Bank of Japan officials expect Prime Minister Shinzo Abe to proceed with a planned sales-tax increase next year to maintain confidence in the government’s finances, according to people familiar with the discussions.
Some officials said the central bank would be prepared to boost stimulus if necessary should the world’s third-biggest economy require more support following a higher levy, said the people, who asked not to be named because the talks are private.
Abe is set to decide by the end of the year whether consumers and companies can bear the tax burden rising to 10 percent. Weakness in production and household spending since Abe lifted the levy to 8 percent in April underscore the risks of his effort to steer Japan out of a two-decade slump while trying to contain the world’s biggest debt load.
“The next sales-tax hike is looking increasingly shaky,” said Masamichi Adachi, a senior economist at JPMorgan Chase & Co. and former central bank official. The BOJ would rather boost stimulus than have the government postpone raising the levy, Adachi said.
Gross domestic product shrank an annualized 6.8 percent in second quarter from three months earlier, as consumers and businesses cut spending following the sales-levy bump, the first since 1997.
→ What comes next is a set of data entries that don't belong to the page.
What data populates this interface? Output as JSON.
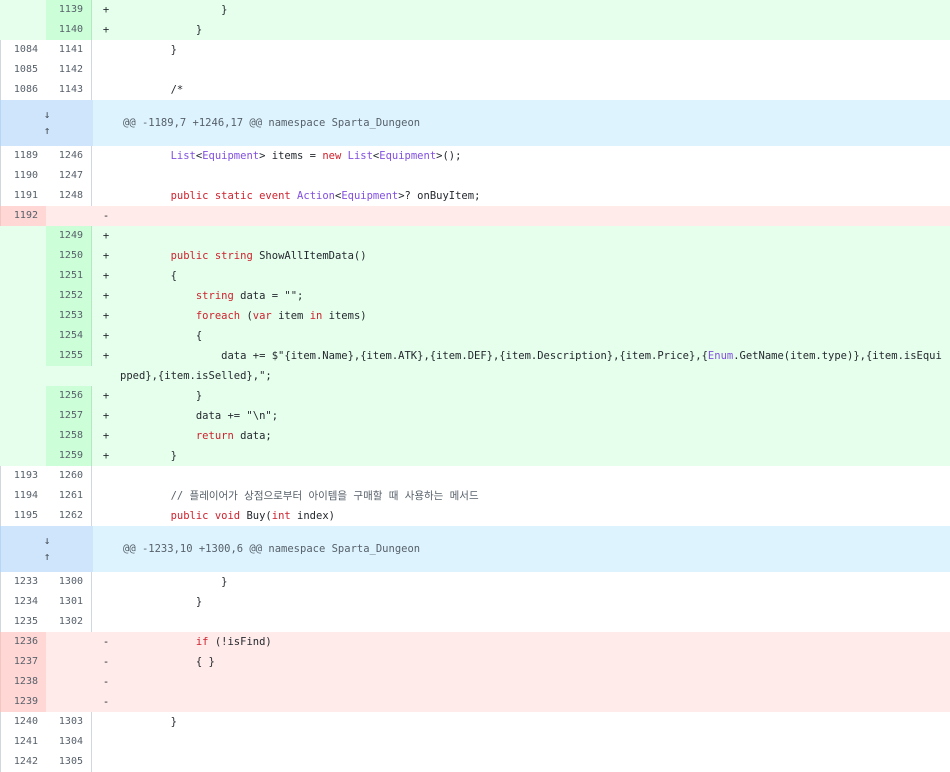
{
  "rows": [
    {
      "type": "added",
      "old": "",
      "new": "1139",
      "sign": "+",
      "code": "                }"
    },
    {
      "type": "added",
      "old": "",
      "new": "1140",
      "sign": "+",
      "code": "            }"
    },
    {
      "type": "ctx",
      "old": "1084",
      "new": "1141",
      "sign": "",
      "code": "        }"
    },
    {
      "type": "ctx",
      "old": "1085",
      "new": "1142",
      "sign": "",
      "code": ""
    },
    {
      "type": "ctx",
      "old": "1086",
      "new": "1143",
      "sign": "",
      "code": "        /*"
    },
    {
      "type": "hunk",
      "text": "@@ -1189,7 +1246,17 @@ namespace Sparta_Dungeon"
    },
    {
      "type": "ctx",
      "old": "1189",
      "new": "1246",
      "sign": "",
      "code": "        List<Equipment> items = new List<Equipment>();"
    },
    {
      "type": "ctx",
      "old": "1190",
      "new": "1247",
      "sign": "",
      "code": ""
    },
    {
      "type": "ctx",
      "old": "1191",
      "new": "1248",
      "sign": "",
      "code": "        public static event Action<Equipment>? onBuyItem;"
    },
    {
      "type": "removed",
      "old": "1192",
      "new": "",
      "sign": "-",
      "code": ""
    },
    {
      "type": "added",
      "old": "",
      "new": "1249",
      "sign": "+",
      "code": ""
    },
    {
      "type": "added",
      "old": "",
      "new": "1250",
      "sign": "+",
      "code": "        public string ShowAllItemData()"
    },
    {
      "type": "added",
      "old": "",
      "new": "1251",
      "sign": "+",
      "code": "        {"
    },
    {
      "type": "added",
      "old": "",
      "new": "1252",
      "sign": "+",
      "code": "            string data = \"\";"
    },
    {
      "type": "added",
      "old": "",
      "new": "1253",
      "sign": "+",
      "code": "            foreach (var item in items)"
    },
    {
      "type": "added",
      "old": "",
      "new": "1254",
      "sign": "+",
      "code": "            {"
    },
    {
      "type": "added",
      "old": "",
      "new": "1255",
      "sign": "+",
      "code": "                data += $\"{item.Name},{item.ATK},{item.DEF},{item.Description},{item.Price},{Enum.GetName(item.type)},{item.isEquipped},{item.isSelled},\";"
    },
    {
      "type": "added",
      "old": "",
      "new": "1256",
      "sign": "+",
      "code": "            }"
    },
    {
      "type": "added",
      "old": "",
      "new": "1257",
      "sign": "+",
      "code": "            data += \"\\n\";"
    },
    {
      "type": "added",
      "old": "",
      "new": "1258",
      "sign": "+",
      "code": "            return data;"
    },
    {
      "type": "added",
      "old": "",
      "new": "1259",
      "sign": "+",
      "code": "        }"
    },
    {
      "type": "ctx",
      "old": "1193",
      "new": "1260",
      "sign": "",
      "code": ""
    },
    {
      "type": "ctx",
      "old": "1194",
      "new": "1261",
      "sign": "",
      "code": "        // 플레이어가 상점으로부터 아이템을 구매할 때 사용하는 메서드"
    },
    {
      "type": "ctx",
      "old": "1195",
      "new": "1262",
      "sign": "",
      "code": "        public void Buy(int index)"
    },
    {
      "type": "hunk",
      "text": "@@ -1233,10 +1300,6 @@ namespace Sparta_Dungeon"
    },
    {
      "type": "ctx",
      "old": "1233",
      "new": "1300",
      "sign": "",
      "code": "                }"
    },
    {
      "type": "ctx",
      "old": "1234",
      "new": "1301",
      "sign": "",
      "code": "            }"
    },
    {
      "type": "ctx",
      "old": "1235",
      "new": "1302",
      "sign": "",
      "code": ""
    },
    {
      "type": "removed",
      "old": "1236",
      "new": "",
      "sign": "-",
      "code": "            if (!isFind)"
    },
    {
      "type": "removed",
      "old": "1237",
      "new": "",
      "sign": "-",
      "code": "            { }"
    },
    {
      "type": "removed",
      "old": "1238",
      "new": "",
      "sign": "-",
      "code": ""
    },
    {
      "type": "removed",
      "old": "1239",
      "new": "",
      "sign": "-",
      "code": ""
    },
    {
      "type": "ctx",
      "old": "1240",
      "new": "1303",
      "sign": "",
      "code": "        }"
    },
    {
      "type": "ctx",
      "old": "1241",
      "new": "1304",
      "sign": "",
      "code": ""
    },
    {
      "type": "ctx",
      "old": "1242",
      "new": "1305",
      "sign": "",
      "code": ""
    }
  ],
  "icons": {
    "expand_down": "↓",
    "expand_up": "↑"
  },
  "colors": {
    "added_bg": "#e6ffec",
    "removed_bg": "#ffebe9",
    "hunk_bg": "#ddf4ff"
  }
}
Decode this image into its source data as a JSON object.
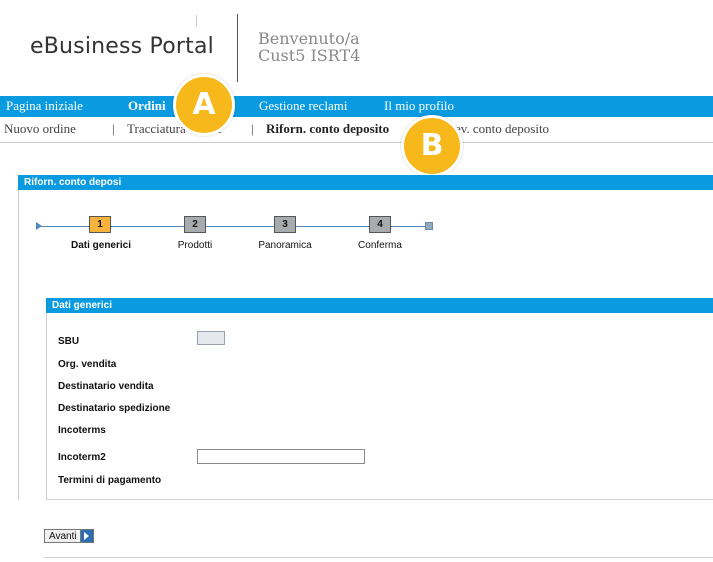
{
  "header": {
    "brand": "eBusiness Portal",
    "welcome_line1": "Benvenuto/a",
    "welcome_line2": "Cust5 ISRT4"
  },
  "main_nav": {
    "items": [
      {
        "label": "Pagina iniziale",
        "active": false
      },
      {
        "label": "Ordini",
        "active": true
      },
      {
        "label": "Gestione reclami",
        "active": false
      },
      {
        "label": "Il mio profilo",
        "active": false
      }
    ]
  },
  "sub_nav": {
    "items": [
      {
        "label": "Nuovo ordine",
        "active": false
      },
      {
        "label": "Tracciatura ordine",
        "active": false
      },
      {
        "label": "Riforn. conto deposito",
        "active": true
      },
      {
        "label": "Prelev. conto deposito",
        "active": false
      }
    ],
    "separator": "|"
  },
  "markers": {
    "a": "A",
    "b": "B"
  },
  "panel": {
    "title": "Riforn. conto deposi"
  },
  "wizard": {
    "steps": [
      {
        "number": "1",
        "label": "Dati generici",
        "active": true
      },
      {
        "number": "2",
        "label": "Prodotti",
        "active": false
      },
      {
        "number": "3",
        "label": "Panoramica",
        "active": false
      },
      {
        "number": "4",
        "label": "Conferma",
        "active": false
      }
    ]
  },
  "form": {
    "title": "Dati generici",
    "fields": {
      "sbu": {
        "label": "SBU",
        "value": ""
      },
      "org_vendita": {
        "label": "Org. vendita"
      },
      "destinatario_vendita": {
        "label": "Destinatario vendita"
      },
      "destinatario_spedizione": {
        "label": "Destinatario spedizione"
      },
      "incoterms": {
        "label": "Incoterms"
      },
      "incoterm2": {
        "label": "Incoterm2",
        "value": ""
      },
      "termini_pagamento": {
        "label": "Termini di pagamento"
      }
    }
  },
  "buttons": {
    "next": "Avanti"
  },
  "colors": {
    "nav_blue": "#0a9ae0",
    "marker_yellow": "#f7b81c",
    "step_active": "#f7b33b",
    "step_inactive": "#a7abae"
  }
}
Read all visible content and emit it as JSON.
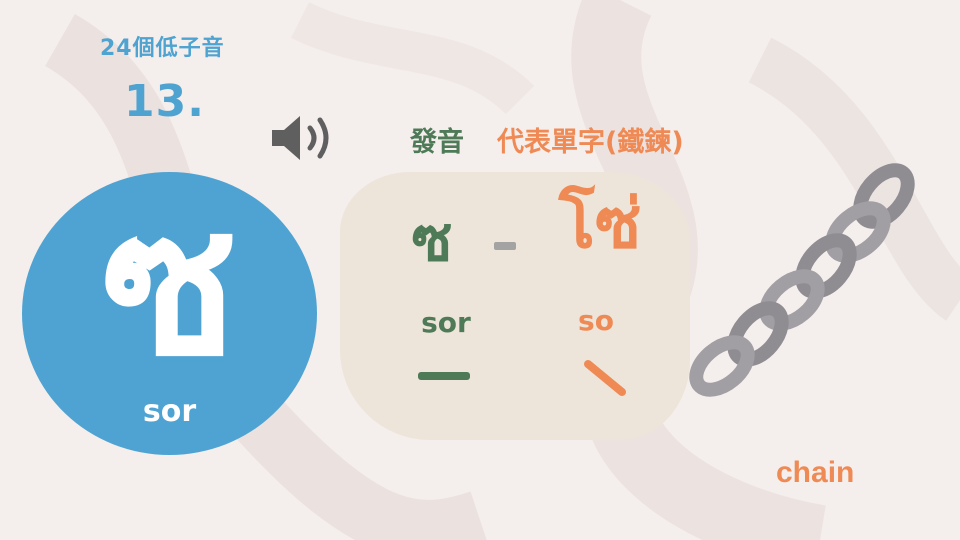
{
  "series_title": "24個低子音",
  "letter_number": "13.",
  "labels": {
    "pronunciation": "發音",
    "representative_word": "代表單字(鐵鍊)"
  },
  "letter": {
    "character": "ซ",
    "roman": "sor"
  },
  "card": {
    "consonant": "ซ",
    "word": "โซ่",
    "consonant_roman": "sor",
    "word_roman": "so",
    "consonant_tone_icon": "flat-tone-mark",
    "word_tone_icon": "falling-tone-mark"
  },
  "image": {
    "icon": "chain-icon",
    "label": "chain"
  },
  "colors": {
    "blue": "#4fa3d2",
    "green": "#4f7a58",
    "orange": "#ef8a55",
    "card_bg": "#ede5d9",
    "chain_gray": "#8f8c92"
  }
}
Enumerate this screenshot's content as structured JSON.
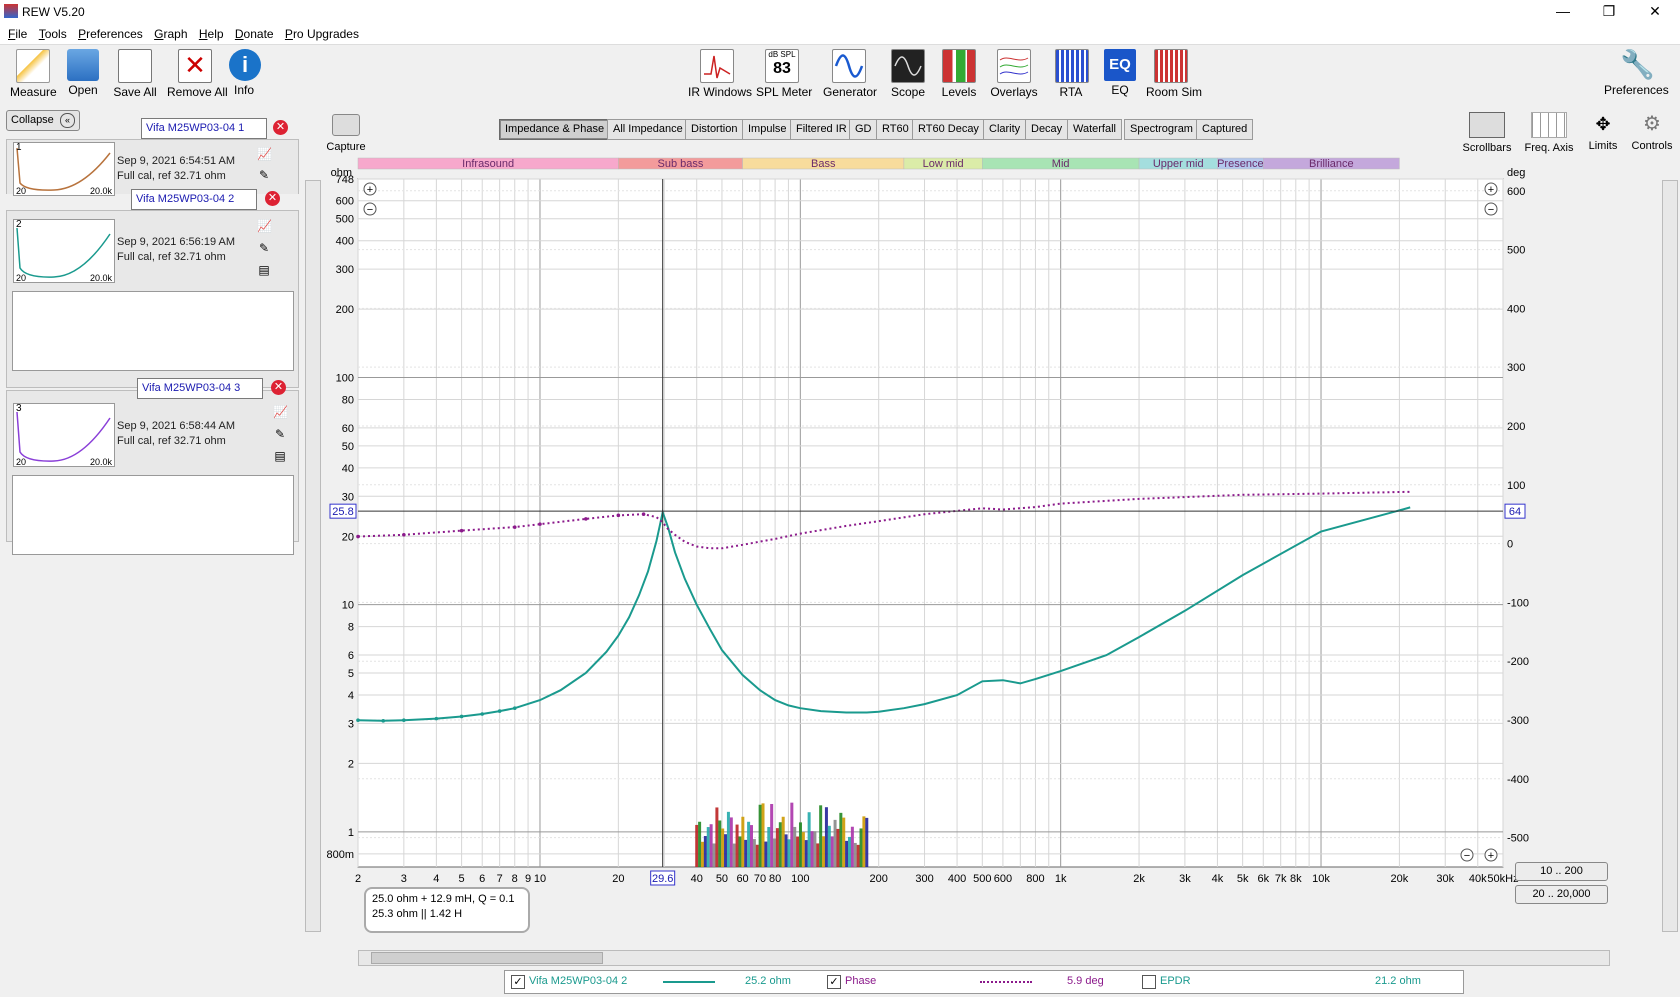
{
  "window": {
    "title": "REW V5.20",
    "minimize": "—",
    "maximize": "❐",
    "close": "✕"
  },
  "menu": [
    "File",
    "Tools",
    "Preferences",
    "Graph",
    "Help",
    "Donate",
    "Pro Upgrades"
  ],
  "toolbar_left": [
    {
      "label": "Measure",
      "icon": "measure-icon"
    },
    {
      "label": "Open",
      "icon": "folder-icon"
    },
    {
      "label": "Save All",
      "icon": "save-icon"
    },
    {
      "label": "Remove All",
      "icon": "remove-icon"
    },
    {
      "label": "Info",
      "icon": "info-icon"
    }
  ],
  "toolbar_center": [
    {
      "label": "IR Windows"
    },
    {
      "label": "SPL Meter",
      "display_top": "dB SPL",
      "display_value": "83"
    },
    {
      "label": "Generator"
    },
    {
      "label": "Scope"
    },
    {
      "label": "Levels"
    },
    {
      "label": "Overlays"
    },
    {
      "label": "RTA"
    },
    {
      "label": "EQ",
      "display_value": "EQ"
    },
    {
      "label": "Room Sim"
    }
  ],
  "toolbar_right": {
    "label": "Preferences"
  },
  "collapse": {
    "label": "Collapse",
    "icon": "«"
  },
  "measurements": [
    {
      "name": "Vifa M25WP03-04 1",
      "index": "1",
      "date": "Sep 9, 2021 6:54:51 AM",
      "cal": "Full cal, ref 32.71 ohm",
      "thumb_lo": "20",
      "thumb_hi": "20.0k",
      "color": "#b8733d"
    },
    {
      "name": "Vifa M25WP03-04 2",
      "index": "2",
      "date": "Sep 9, 2021 6:56:19 AM",
      "cal": "Full cal, ref 32.71 ohm",
      "thumb_lo": "20",
      "thumb_hi": "20.0k",
      "color": "#1a9a8e"
    },
    {
      "name": "Vifa M25WP03-04 3",
      "index": "3",
      "date": "Sep 9, 2021 6:58:44 AM",
      "cal": "Full cal, ref 32.71 ohm",
      "thumb_lo": "20",
      "thumb_hi": "20.0k",
      "color": "#8a3fd8"
    }
  ],
  "capture": {
    "label": "Capture"
  },
  "graph_tabs": [
    "Impedance & Phase",
    "All Impedance",
    "Distortion",
    "Impulse",
    "Filtered IR",
    "GD",
    "RT60",
    "RT60 Decay",
    "Clarity",
    "Decay",
    "Waterfall",
    "Spectrogram",
    "Captured"
  ],
  "selected_tab": "Impedance & Phase",
  "right_tools": [
    {
      "label": "Scrollbars"
    },
    {
      "label": "Freq. Axis"
    },
    {
      "label": "Limits"
    },
    {
      "label": "Controls"
    }
  ],
  "bands": [
    {
      "name": "Infrasound",
      "from": 2,
      "to": 20,
      "color": "#f7a8cc"
    },
    {
      "name": "Sub bass",
      "from": 20,
      "to": 60,
      "color": "#f39b9b"
    },
    {
      "name": "Bass",
      "from": 60,
      "to": 250,
      "color": "#f8dc9c"
    },
    {
      "name": "Low mid",
      "from": 250,
      "to": 500,
      "color": "#dbeca8"
    },
    {
      "name": "Mid",
      "from": 500,
      "to": 2000,
      "color": "#a8e4b4"
    },
    {
      "name": "Upper mid",
      "from": 2000,
      "to": 4000,
      "color": "#a4dede"
    },
    {
      "name": "Presence",
      "from": 4000,
      "to": 6000,
      "color": "#b3c7ec"
    },
    {
      "name": "Brilliance",
      "from": 6000,
      "to": 20000,
      "color": "#c4a8dc"
    }
  ],
  "readouts": {
    "left_value": "25.8",
    "right_value": "64",
    "cursor_freq": "29.6"
  },
  "model_box": {
    "line1": "25.0 ohm + 12.9 mH, Q = 0.1",
    "line2": "25.3 ohm || 1.42 H"
  },
  "range_buttons": [
    "10 .. 200",
    "20 .. 20,000"
  ],
  "legend": {
    "trace_name": "Vifa M25WP03-04 2",
    "trace_value": "25.2 ohm",
    "phase_label": "Phase",
    "phase_value": "5.9 deg",
    "epdr_label": "EPDR",
    "epdr_value": "21.2 ohm"
  },
  "chart_data": {
    "type": "line",
    "xlabel": "",
    "ylabel_left": "ohm",
    "ylabel_right": "deg",
    "x_scale": "log",
    "xlim": [
      2,
      50000
    ],
    "ylim_left": [
      0.7,
      748
    ],
    "y_left_scale": "log",
    "ylim_right": [
      -550,
      620
    ],
    "grid": true,
    "x_ticks": [
      "2",
      "3",
      "4",
      "5",
      "6",
      "7",
      "8",
      "9",
      "10",
      "20",
      "30",
      "40",
      "50",
      "60",
      "70",
      "80",
      "100",
      "200",
      "300",
      "400",
      "500",
      "600",
      "800",
      "1k",
      "2k",
      "3k",
      "4k",
      "5k",
      "6k",
      "7k",
      "8k",
      "10k",
      "20k",
      "30k",
      "40k",
      "50kHz"
    ],
    "x_tick_values": [
      2,
      3,
      4,
      5,
      6,
      7,
      8,
      9,
      10,
      20,
      30,
      40,
      50,
      60,
      70,
      80,
      100,
      200,
      300,
      400,
      500,
      600,
      800,
      1000,
      2000,
      3000,
      4000,
      5000,
      6000,
      7000,
      8000,
      10000,
      20000,
      30000,
      40000,
      50000
    ],
    "y_left_ticks": [
      "748",
      "600",
      "500",
      "400",
      "300",
      "200",
      "100",
      "80",
      "60",
      "50",
      "40",
      "30",
      "20",
      "10",
      "8",
      "6",
      "5",
      "4",
      "3",
      "2",
      "1",
      "800m"
    ],
    "y_left_tick_values": [
      748,
      600,
      500,
      400,
      300,
      200,
      100,
      80,
      60,
      50,
      40,
      30,
      20,
      10,
      8,
      6,
      5,
      4,
      3,
      2,
      1,
      0.8
    ],
    "y_right_ticks": [
      "600",
      "500",
      "400",
      "300",
      "200",
      "100",
      "0",
      "-100",
      "-200",
      "-300",
      "-400",
      "-500"
    ],
    "y_right_tick_values": [
      600,
      500,
      400,
      300,
      200,
      100,
      0,
      -100,
      -200,
      -300,
      -400,
      -500
    ],
    "series": [
      {
        "name": "Vifa M25WP03-04 2",
        "axis": "left",
        "color": "#1a9a8e",
        "x": [
          2,
          2.5,
          3,
          4,
          5,
          6,
          7,
          8,
          10,
          12,
          15,
          18,
          20,
          22,
          24,
          26,
          28,
          29.6,
          31,
          33,
          36,
          40,
          45,
          50,
          60,
          70,
          80,
          90,
          100,
          120,
          150,
          180,
          200,
          250,
          300,
          400,
          500,
          600,
          700,
          800,
          1000,
          1500,
          2000,
          3000,
          5000,
          10000,
          20000,
          22000
        ],
        "y": [
          3.1,
          3.08,
          3.1,
          3.15,
          3.22,
          3.3,
          3.4,
          3.5,
          3.8,
          4.2,
          5.0,
          6.2,
          7.3,
          8.8,
          11,
          14,
          19,
          25.5,
          22,
          17,
          13,
          10,
          7.8,
          6.3,
          4.9,
          4.2,
          3.8,
          3.6,
          3.5,
          3.4,
          3.35,
          3.35,
          3.38,
          3.5,
          3.65,
          4.0,
          4.6,
          4.65,
          4.5,
          4.7,
          5.1,
          6.0,
          7.2,
          9.4,
          13.5,
          21.0,
          26.0,
          26.8
        ]
      },
      {
        "name": "Phase",
        "axis": "right",
        "color": "#8b1a8b",
        "x": [
          2,
          3,
          5,
          8,
          10,
          15,
          20,
          25,
          28,
          29.6,
          31,
          33,
          36,
          40,
          45,
          50,
          60,
          80,
          100,
          150,
          200,
          300,
          500,
          600,
          800,
          1000,
          2000,
          5000,
          10000,
          22000
        ],
        "y": [
          12,
          15,
          22,
          28,
          33,
          42,
          48,
          50,
          45,
          36,
          25,
          15,
          3,
          -5,
          -8,
          -8,
          -2,
          8,
          17,
          30,
          38,
          50,
          60,
          58,
          62,
          68,
          76,
          83,
          85,
          88
        ]
      }
    ],
    "bars_region": {
      "from": 40,
      "to": 180,
      "colors": [
        "#b22",
        "#282",
        "#c90",
        "#229",
        "#2aa",
        "#a3a",
        "#888"
      ]
    }
  }
}
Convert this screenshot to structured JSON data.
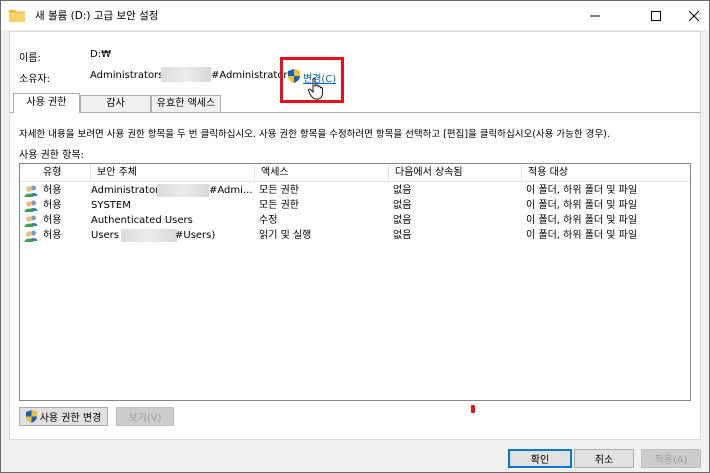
{
  "window": {
    "title": "새 볼륨 (D:) 고급 보안 설정",
    "minimize_icon": "minimize-icon",
    "maximize_icon": "maximize-icon",
    "close_icon": "close-icon"
  },
  "header": {
    "name_label": "이름:",
    "name_value": "D:₩",
    "owner_label": "소유자:",
    "owner_value_start": "Administrators (",
    "owner_value_end": "#Administrators)",
    "change_link": "변경(C)"
  },
  "tabs": [
    {
      "label": "사용 권한",
      "active": true
    },
    {
      "label": "감사",
      "active": false
    },
    {
      "label": "유효한 액세스",
      "active": false
    }
  ],
  "permissions": {
    "instructions": "자세한 내용을 보려면 사용 권한 항목을 두 번 클릭하십시오. 사용 권한 항목을 수정하려면 항목을 선택하고 [편집]을 클릭하십시오(사용 가능한 경우).",
    "entries_label": "사용 권한 항목:",
    "columns": [
      "유형",
      "보안 주체",
      "액세스",
      "다음에서 상속됨",
      "적용 대상"
    ],
    "rows": [
      {
        "type": "허용",
        "principal_start": "Administrators",
        "principal_end": "#Admi...",
        "access": "모든 권한",
        "inherited": "없음",
        "applies": "이 폴더, 하위 폴더 및 파일"
      },
      {
        "type": "허용",
        "principal_start": "SYSTEM",
        "principal_end": "",
        "access": "모든 권한",
        "inherited": "없음",
        "applies": "이 폴더, 하위 폴더 및 파일"
      },
      {
        "type": "허용",
        "principal_start": "Authenticated Users",
        "principal_end": "",
        "access": "수정",
        "inherited": "없음",
        "applies": "이 폴더, 하위 폴더 및 파일"
      },
      {
        "type": "허용",
        "principal_start": "Users (",
        "principal_end": "#Users)",
        "access": "읽기 및 실행",
        "inherited": "없음",
        "applies": "이 폴더, 하위 폴더 및 파일"
      }
    ],
    "change_permissions_button": "사용 권한 변경",
    "view_button": "보기(V)"
  },
  "footer": {
    "ok": "확인",
    "cancel": "취소",
    "apply": "적용(A)"
  },
  "colors": {
    "accent_link": "#0066cc",
    "highlight_box": "#e8101a",
    "default_button_border": "#0078d7"
  }
}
The rebound since then has lacked vigor. Industrial output and household spending were weaker than estimated in July, according to data last week. Auto sales fell to a three-year low in August, industry figures released today show.
The underlying trend in the economy is “solid,” Governor Haruhiko Kuroda said on Aug. 22 in Jackson Hole, Wyoming, where central bankers had gathered. The BOJ would adjust policy if inflation undershot its 2 percent goal, he said.
The economy is on a moderate recovery trend, the Cabinet Office said in a report on Aug. 26, maintaining its assessment.
Kuroda has called on the government to put its finances on a healthy footing.
“It’s an essential precondition for sustainable growth of the Japanese economy to establish a sustainable fiscal structure,” Kuroda told reporters in June. The central bank “strongly hopes” for steady implementation of steps toward fiscal consolidation, he said.
The BOJ will hold a two-day meeting starting on Sept. 3. Thirty-five percent of 34 economists surveyed by Bloomberg News from July 30 to Aug. 1 predicted the central bank would boost stimulus by the end of the year. Of those polled, 26 percent forecast a move in October, the top pick for action.
The BOJ began its unprecedented easing in April 2013 in a bid to generate 2 percent inflation. The stimulus weakened the yen and set Japan on course to emerge from deflation.
The Topix index of shares climbed 0.4 percent in Tokyo today. The yen fell 0.1 percent to 104.14 per dollar at 4:37 p.m. in Tokyo. It’s depreciated almost 11 percent since the central bank began its easing program.
Consumer prices excluding fresh food -- the BOJ’s main inflation gauge -- climbed 1.3 percent in July from a year earlier, stripping out the effects of the higher sales levy, according to a BOJ estimate.